The trial of former Liberian President Charles Taylor had the hallmarks of a Kafkan trial. I will quote the words of the Senegalese Judge, Justice El Hadji Malick Sow who sat on the bench during Taylor’s trial: “I disagree with the findings and conclusions of the other judges, because for me under any mode of liability, under any accepted standard of proof, the guilt of the accused from the evidence provided in this trial is not proved beyond reasonable doubt by the prosecution. And my only worry is that the whole system is not consistent with all the values of international criminal justice, and I am afraid the whole system is under grave danger of just losing all credibility, and I am afraid this whole thing is headed for failure.”

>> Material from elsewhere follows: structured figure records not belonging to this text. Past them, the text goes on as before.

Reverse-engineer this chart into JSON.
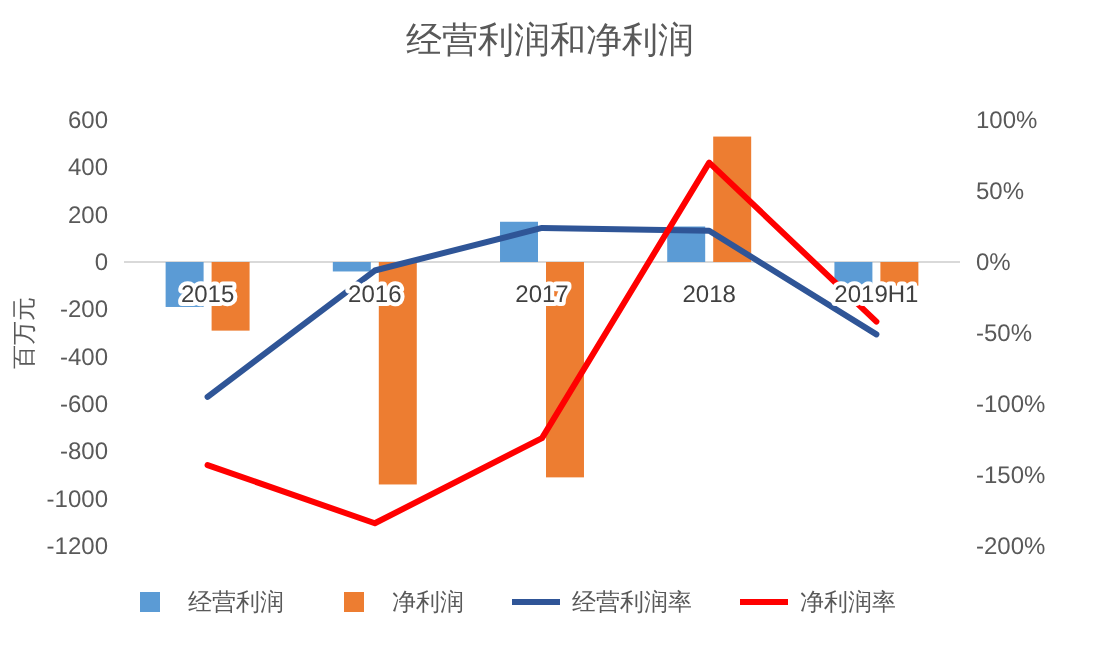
{
  "chart_data": {
    "type": "bar",
    "title": "经营利润和净利润",
    "ylabel": "百万元",
    "categories": [
      "2015",
      "2016",
      "2017",
      "2018",
      "2019H1"
    ],
    "series": [
      {
        "name": "经营利润",
        "color": "#5b9bd5",
        "values": [
          -190,
          -40,
          170,
          150,
          -100
        ]
      },
      {
        "name": "净利润",
        "color": "#ed7d31",
        "values": [
          -290,
          -940,
          -910,
          530,
          -100
        ]
      },
      {
        "name": "经营利润率",
        "type": "line",
        "axis": "y2",
        "color": "#2f5597",
        "values": [
          -95,
          -6,
          24,
          22,
          -51
        ]
      },
      {
        "name": "净利润率",
        "type": "line",
        "axis": "y2",
        "color": "#ff0000",
        "values": [
          -143,
          -184,
          -124,
          70,
          -42
        ]
      }
    ],
    "ylim": [
      -1200,
      600
    ],
    "yticks": [
      -1200,
      -1000,
      -800,
      -600,
      -400,
      -200,
      0,
      200,
      400,
      600
    ],
    "y2lim": [
      -200,
      100
    ],
    "y2ticks": [
      {
        "value": -200,
        "label": "-200%"
      },
      {
        "value": -150,
        "label": "-150%"
      },
      {
        "value": -100,
        "label": "-100%"
      },
      {
        "value": -50,
        "label": "-50%"
      },
      {
        "value": 0,
        "label": "0%"
      },
      {
        "value": 50,
        "label": "50%"
      },
      {
        "value": 100,
        "label": "100%"
      }
    ],
    "legend": "bottom",
    "grid": false,
    "marker": "none",
    "line_style": "solid"
  }
}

 As soon as Judge Sow started reading his dissenting opinion, the other Judges walked out of the room and the court technician turned off his microphone and brought-down the curtains of the public Gallery. If this is how the court treats a dissenting judge what of a marked accused? Compare this with the DRC where close to four million people died in the most savage conflict since the Second World War. None of the leaders of the surrounding countries who supported different factions and even had their troops in the DRC were indicted. The reason is quite simple, they were and remain poster boys of what can be achieved if you work with the West and the US specifically. 

The composition, conduct and procedures of this court stand in stark contrast to the values of our constitution. Its either we keep our constitution or leave this court or stay with this court and change our constitution. We can’t have it both ways.